An Ordinary Person's Guide to Empire

By Arundhati Roy (South End Press, 2004)

Arundhati Roy pulls no punches. She is not the sort to beat around the bush. Roy's aim, when she speaks to packed audiences or writes her incisive essays, is a straightforward one: to expose injustice, to explain why this or that indignity is being visited upon this or that community, and then to exhort us to mobilize, unite and fight back.

It's an approach that works.

In the seven short years since the publication of Roy's award-winning novel The God of Small Things, the Indian writer, essayist and activist has become a widely-admired left luminary, an unwavering, high-profile champion of the dispossessed and the marginalized.

Just how has Roy managed to attract this kind of respect and acclaim? An answer clearly emerges from the pages of her latest book, An Ordinary Person's Guide to Empire. It's a collection of seven talks and essays delivered or published over a thirteen-month period, from March 2003 to April 2004. Roy's best weapons are her words, and to read her--and ideally hear her speak--is to understand the power and importance of words and ideas to the evolving global justice movement.
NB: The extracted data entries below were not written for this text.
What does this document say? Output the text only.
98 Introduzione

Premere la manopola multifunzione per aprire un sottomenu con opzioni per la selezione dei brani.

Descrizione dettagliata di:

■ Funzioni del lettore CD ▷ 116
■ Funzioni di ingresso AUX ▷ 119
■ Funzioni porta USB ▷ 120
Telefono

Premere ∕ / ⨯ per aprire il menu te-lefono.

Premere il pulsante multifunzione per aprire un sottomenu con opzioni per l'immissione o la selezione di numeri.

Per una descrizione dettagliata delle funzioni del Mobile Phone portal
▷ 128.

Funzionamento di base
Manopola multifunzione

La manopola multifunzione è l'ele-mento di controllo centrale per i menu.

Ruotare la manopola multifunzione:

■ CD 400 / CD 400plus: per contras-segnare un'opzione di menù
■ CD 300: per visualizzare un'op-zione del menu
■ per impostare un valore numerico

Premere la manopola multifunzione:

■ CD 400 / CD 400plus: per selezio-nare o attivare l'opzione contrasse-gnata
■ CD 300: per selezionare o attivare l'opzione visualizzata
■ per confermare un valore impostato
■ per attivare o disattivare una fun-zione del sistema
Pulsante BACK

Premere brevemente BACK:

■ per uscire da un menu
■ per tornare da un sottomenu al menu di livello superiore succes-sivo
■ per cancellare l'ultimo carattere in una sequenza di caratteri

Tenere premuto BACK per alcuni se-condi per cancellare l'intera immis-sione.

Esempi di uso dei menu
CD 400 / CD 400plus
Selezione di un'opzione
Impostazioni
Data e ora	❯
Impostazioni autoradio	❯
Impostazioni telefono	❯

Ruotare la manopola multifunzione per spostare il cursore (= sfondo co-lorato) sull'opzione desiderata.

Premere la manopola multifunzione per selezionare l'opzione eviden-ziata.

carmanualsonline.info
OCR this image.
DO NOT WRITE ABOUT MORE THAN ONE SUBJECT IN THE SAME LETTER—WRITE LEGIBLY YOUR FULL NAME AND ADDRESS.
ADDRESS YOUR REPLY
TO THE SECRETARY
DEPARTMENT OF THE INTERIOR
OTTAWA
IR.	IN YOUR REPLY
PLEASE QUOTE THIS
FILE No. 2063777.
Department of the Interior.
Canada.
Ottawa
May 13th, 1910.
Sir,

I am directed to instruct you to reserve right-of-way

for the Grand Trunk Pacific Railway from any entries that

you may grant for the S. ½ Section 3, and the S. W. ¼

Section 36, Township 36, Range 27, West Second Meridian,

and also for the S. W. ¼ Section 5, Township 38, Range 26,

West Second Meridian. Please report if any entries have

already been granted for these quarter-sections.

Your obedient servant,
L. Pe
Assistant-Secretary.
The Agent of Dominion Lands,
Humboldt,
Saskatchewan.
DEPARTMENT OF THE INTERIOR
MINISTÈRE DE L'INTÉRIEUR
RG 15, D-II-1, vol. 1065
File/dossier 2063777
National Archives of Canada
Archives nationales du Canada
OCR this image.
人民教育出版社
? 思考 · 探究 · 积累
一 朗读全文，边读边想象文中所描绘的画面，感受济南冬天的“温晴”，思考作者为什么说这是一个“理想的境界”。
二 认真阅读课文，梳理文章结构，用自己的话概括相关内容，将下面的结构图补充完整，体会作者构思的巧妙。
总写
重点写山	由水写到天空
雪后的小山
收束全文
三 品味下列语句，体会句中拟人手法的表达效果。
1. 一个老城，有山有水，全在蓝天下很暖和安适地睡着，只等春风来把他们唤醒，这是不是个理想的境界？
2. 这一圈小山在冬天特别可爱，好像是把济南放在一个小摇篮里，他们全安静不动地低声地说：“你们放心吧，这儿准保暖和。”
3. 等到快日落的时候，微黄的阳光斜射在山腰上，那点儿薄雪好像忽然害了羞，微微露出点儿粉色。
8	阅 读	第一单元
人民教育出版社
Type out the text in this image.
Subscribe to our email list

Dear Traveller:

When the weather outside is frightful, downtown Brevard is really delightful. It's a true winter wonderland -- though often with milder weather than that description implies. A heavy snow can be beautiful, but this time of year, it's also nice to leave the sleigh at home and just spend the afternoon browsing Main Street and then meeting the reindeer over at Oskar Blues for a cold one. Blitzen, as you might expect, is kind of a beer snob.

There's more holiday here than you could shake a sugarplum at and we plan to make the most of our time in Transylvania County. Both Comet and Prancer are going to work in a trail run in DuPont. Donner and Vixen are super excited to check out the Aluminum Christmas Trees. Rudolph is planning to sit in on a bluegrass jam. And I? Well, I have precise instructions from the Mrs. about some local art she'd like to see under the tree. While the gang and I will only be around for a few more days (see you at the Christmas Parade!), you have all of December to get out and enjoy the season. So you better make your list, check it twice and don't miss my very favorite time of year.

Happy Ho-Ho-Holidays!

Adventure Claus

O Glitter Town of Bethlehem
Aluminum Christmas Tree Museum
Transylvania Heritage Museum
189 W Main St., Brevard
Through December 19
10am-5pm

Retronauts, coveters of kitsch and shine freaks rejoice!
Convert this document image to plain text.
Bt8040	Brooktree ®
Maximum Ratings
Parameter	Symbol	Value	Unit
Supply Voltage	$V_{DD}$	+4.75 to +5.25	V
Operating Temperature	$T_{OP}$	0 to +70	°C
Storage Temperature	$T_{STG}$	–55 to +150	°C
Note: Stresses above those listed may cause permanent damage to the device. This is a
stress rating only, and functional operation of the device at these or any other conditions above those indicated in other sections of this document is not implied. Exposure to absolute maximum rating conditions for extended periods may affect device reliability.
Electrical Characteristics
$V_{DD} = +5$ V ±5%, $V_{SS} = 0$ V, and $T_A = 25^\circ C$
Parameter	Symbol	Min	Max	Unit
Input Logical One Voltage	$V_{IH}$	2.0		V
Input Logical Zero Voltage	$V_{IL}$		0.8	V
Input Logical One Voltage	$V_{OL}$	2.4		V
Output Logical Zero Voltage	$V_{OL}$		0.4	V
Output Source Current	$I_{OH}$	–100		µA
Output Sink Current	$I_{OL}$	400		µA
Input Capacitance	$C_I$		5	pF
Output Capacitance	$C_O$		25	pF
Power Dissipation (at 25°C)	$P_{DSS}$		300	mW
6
Many of the points elaborated in Roy's book--about the invasion and occupation of Iraq, the growing consolidation of media ownership, and the privatization of public resources worldwide--will be familiar to people on the left. But there's plenty of less-disseminated information and insight to chew on. For instance, at a time when many progressive thinkers stress transnational phenomena, Roy emphasizes the importance of nation-states: corporations, she notes, need and rely on repressive governments "to quell the mutinies in the servants' quarters." Indeed, creating a good investment climate is impossible without the intervention (or at least the threat of it) of the state.